Sonra bir gün ‘divan’dan kendiliğinden kalkıp ‘bitti’ dedi. ‘Artık anlatacak, cevabını bilmediğim soru yok. Kendime söylediğim yalanlar, oynadığım polyannacılık da kalmadı. Her şeyin farkındayım. Gerçeği gördüm, gerçeğin bilincine erdim. İçimde beni ağırlaştıran/boğan/yoran hiçbir sır kalmadı. Kabuk kırıldı. Bu yeni/taze ben’im…”
Bir yıl boyunca her hafta uzandığım o ‘divan’dan hafiflemiş, yenilenmiş, içindeki her gizin, her cevherin, her eksikliğin, her yaranın, her fazlalığın farkına varmış olarak kalkıp yürüdüm. Psikoterapi bitmişti.
Bir süre devam eden neşeli/uçucu/hafif adımlarım, kısa sürede yerini durgunluğa bıraktı ama. Artık ‘hasta-doktor’ durumundan ‘arkadaşlık’ kıvamına dönüşmüş ilişkimizde psikiyatristime sordum bu durumu. ‘Neşeliyim ama mutlu değilim, neden? Kendimi daha mutlu hissetmem gerekmiyor muydu? Bende mi kabahat yine?”

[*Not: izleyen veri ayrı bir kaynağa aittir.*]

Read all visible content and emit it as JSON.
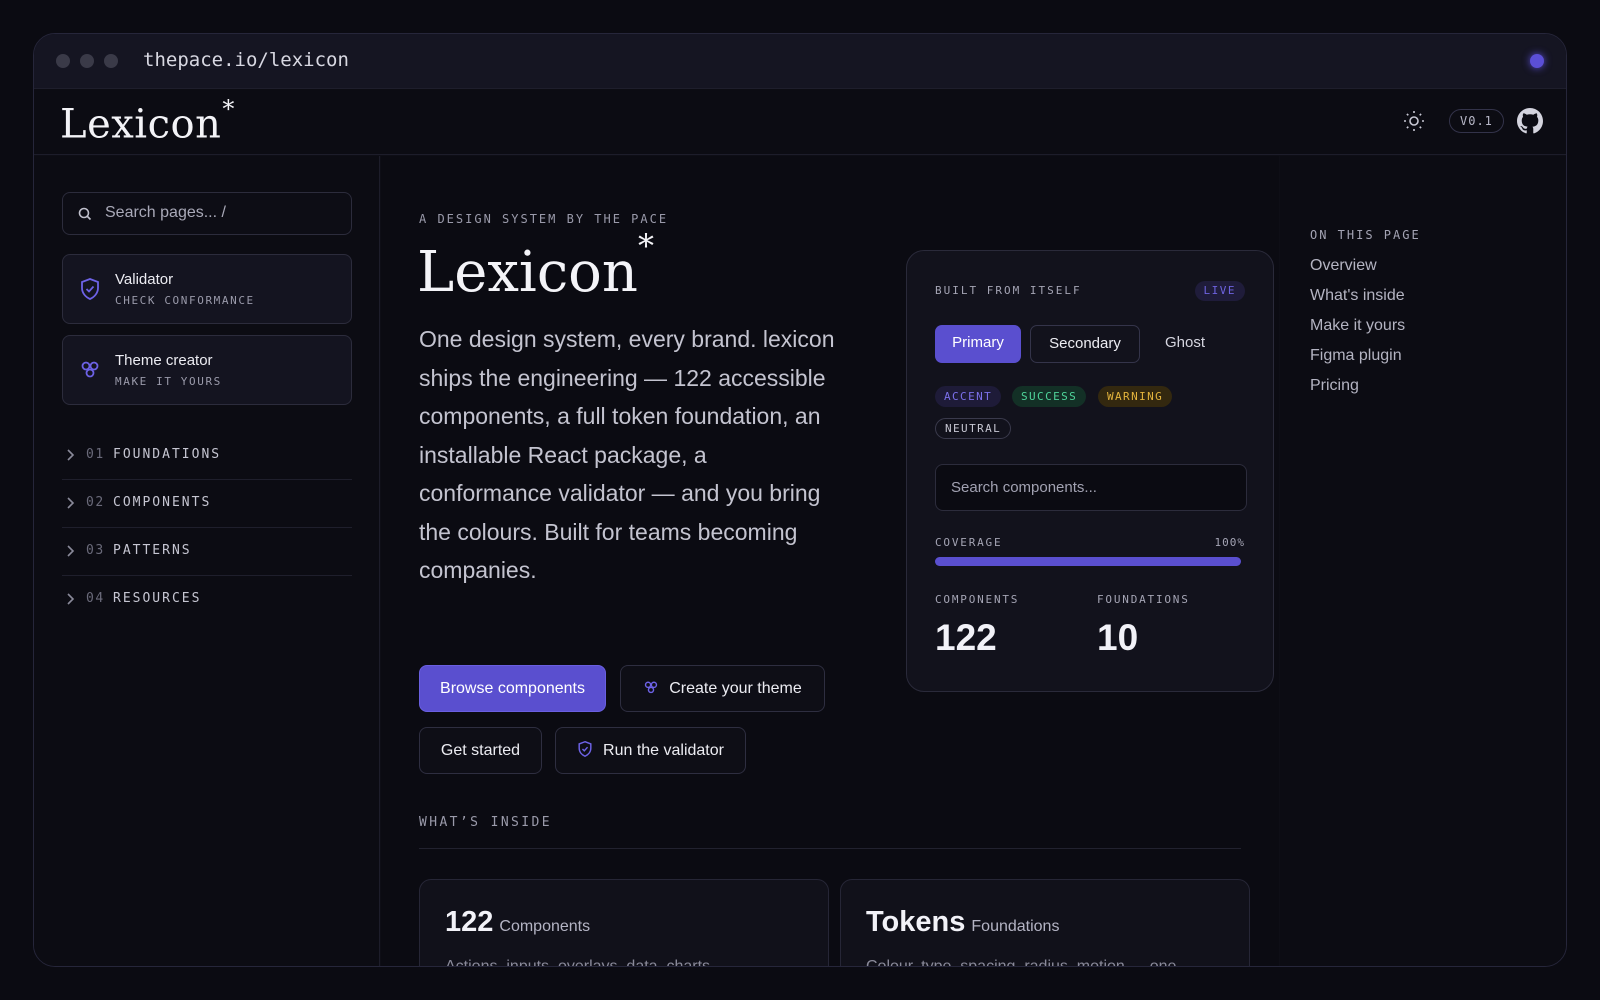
{
  "browser": {
    "url": "thepace.io/lexicon"
  },
  "header": {
    "logo": "Lexicon",
    "logo_mark": "*",
    "version": "V0.1",
    "theme_icon": "sun-icon",
    "repo_icon": "github-icon"
  },
  "sidebar": {
    "search_placeholder": "Search pages...  /",
    "cards": [
      {
        "title": "Validator",
        "subtitle": "CHECK CONFORMANCE",
        "icon": "shield-check-icon"
      },
      {
        "title": "Theme creator",
        "subtitle": "MAKE IT YOURS",
        "icon": "palette-icon"
      }
    ],
    "sections": [
      {
        "num": "01",
        "label": "FOUNDATIONS"
      },
      {
        "num": "02",
        "label": "COMPONENTS"
      },
      {
        "num": "03",
        "label": "PATTERNS"
      },
      {
        "num": "04",
        "label": "RESOURCES"
      }
    ]
  },
  "hero": {
    "eyebrow": "A DESIGN SYSTEM BY THE PACE",
    "title": "Lexicon",
    "title_mark": "*",
    "description": "One design system, every brand. lexicon ships the engineering — 122 accessible components, a full token foundation, an installable React package, a conformance validator — and you bring the colours. Built for teams becoming companies.",
    "buttons": {
      "browse": "Browse components",
      "create_theme": "Create your theme",
      "get_started": "Get started",
      "run_validator": "Run the validator"
    }
  },
  "preview": {
    "label": "BUILT FROM ITSELF",
    "badge": "LIVE",
    "segments": [
      "Primary",
      "Secondary",
      "Ghost"
    ],
    "chips": [
      {
        "label": "ACCENT",
        "color": "#7b70ea"
      },
      {
        "label": "SUCCESS",
        "color": "#4fd49a"
      },
      {
        "label": "WARNING",
        "color": "#e3b33c"
      },
      {
        "label": "NEUTRAL",
        "color": "#c6c6d2"
      }
    ],
    "search_placeholder": "Search components...",
    "coverage_label": "COVERAGE",
    "coverage_value": "100%",
    "coverage_fraction": 1.0,
    "stats": [
      {
        "label": "COMPONENTS",
        "value": "122"
      },
      {
        "label": "FOUNDATIONS",
        "value": "10"
      }
    ]
  },
  "inside": {
    "label": "WHAT’S INSIDE",
    "cards": [
      {
        "big": "122",
        "small": "Components",
        "desc": "Actions, inputs, overlays, data, charts —"
      },
      {
        "big": "Tokens",
        "small": "Foundations",
        "desc": "Colour, type, spacing, radius, motion — one"
      }
    ]
  },
  "toc": {
    "heading": "ON THIS PAGE",
    "items": [
      "Overview",
      "What's inside",
      "Make it yours",
      "Figma plugin",
      "Pricing"
    ]
  },
  "colors": {
    "accent": "#5a4fcf",
    "background": "#0b0b12",
    "surface": "#12121c"
  }
}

Gülümseyince çizgi halini alan gözleriyle yine derin, yine çok şefkatli baktı. Dedi ki:
“Gerçeklere ulaşıncaya kadar bilemediğin, tanımlayamadığın acılar çekersin. Gerçekle karşılaşınca tıpkı senin yaşadığın gibi çarpılırsın. Sonra durulursun. Gözündeki katarakt kalktığı, içindeki miyop/astigmat tedavi edildiği için her şeyi eskisinden berrak ve net görürsün, bu seni ilk anda mutlu eder. Tıpkı buradan kalkıp gittiğin günkü gibi. Ama artık bulanık görmüyorsundur. Her şey çıplak, her şey olduğu gibidir. Net bakışınla hiçbir ayrıntı gözünden kaçmaz. Ve bu da seni elbette her zaman mutlu etmez. Yaşadığın bu. Normal, sıradan, olması gerektiği gibi. Hiçbir kabahatin yok…”

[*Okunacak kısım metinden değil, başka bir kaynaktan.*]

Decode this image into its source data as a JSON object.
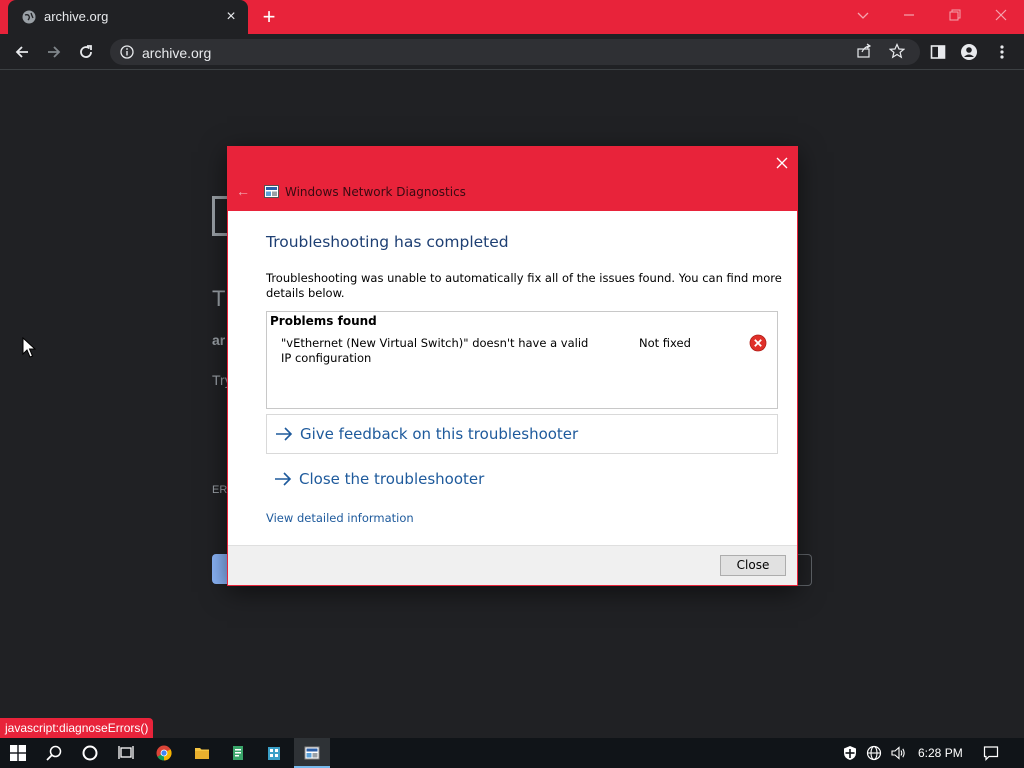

‘Keşke içime bu kadar derin, bu kadar ayrıntılı bakmasaymışım o zaman. Sökmeyeymişim ruhumu parça parça. Eskisi gibi polyannacılığa devam etseymişim. Kendimi kendimle kandırıp mutlu olsaymışım. Ne işe yaradı şimdi bunca zahmet, bunca acı, bunca zaman? Mutlu olamadıktan sonra…” diye sordum ona; biraz hayalkırıklığı, biraz gücenmişlikle.

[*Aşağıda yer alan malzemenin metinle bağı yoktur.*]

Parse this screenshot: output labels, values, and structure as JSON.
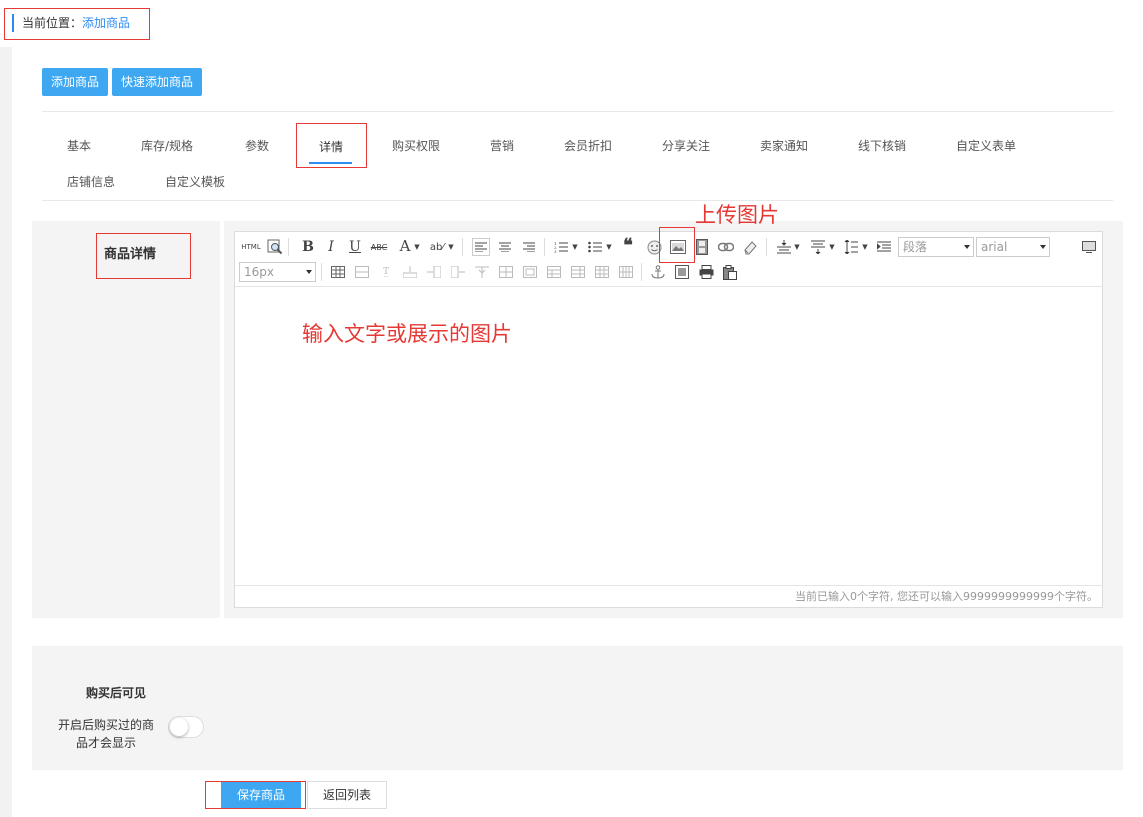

Gülmedi bu kez, ciddileşti, anlattı:
“Sen şimdi bir kaya gibi sağlamsın. Evet, olayları net çıplak gözle gördüğün, pembe gözlüklerini elinden aldığım için mutlu olmayabilirsin. Ama göreceksin ki, karşılaştığın en zor durumlarda, bir başkasını anında yere serecek fırtınalarda sen sadece hafiften titreyeceksin. Dimdik duracak, savrulmayacaksın. İçinde yeni keşfettiğin bu güç, seni hep sağlıklı yollara ulaştıracak. Kimseye ihtiyaç duymayacaksın, bana bile. Bu sözleri, karşılaştığın fırtınalarda hatırlayacaksın, şimdi memnun olmasan da..”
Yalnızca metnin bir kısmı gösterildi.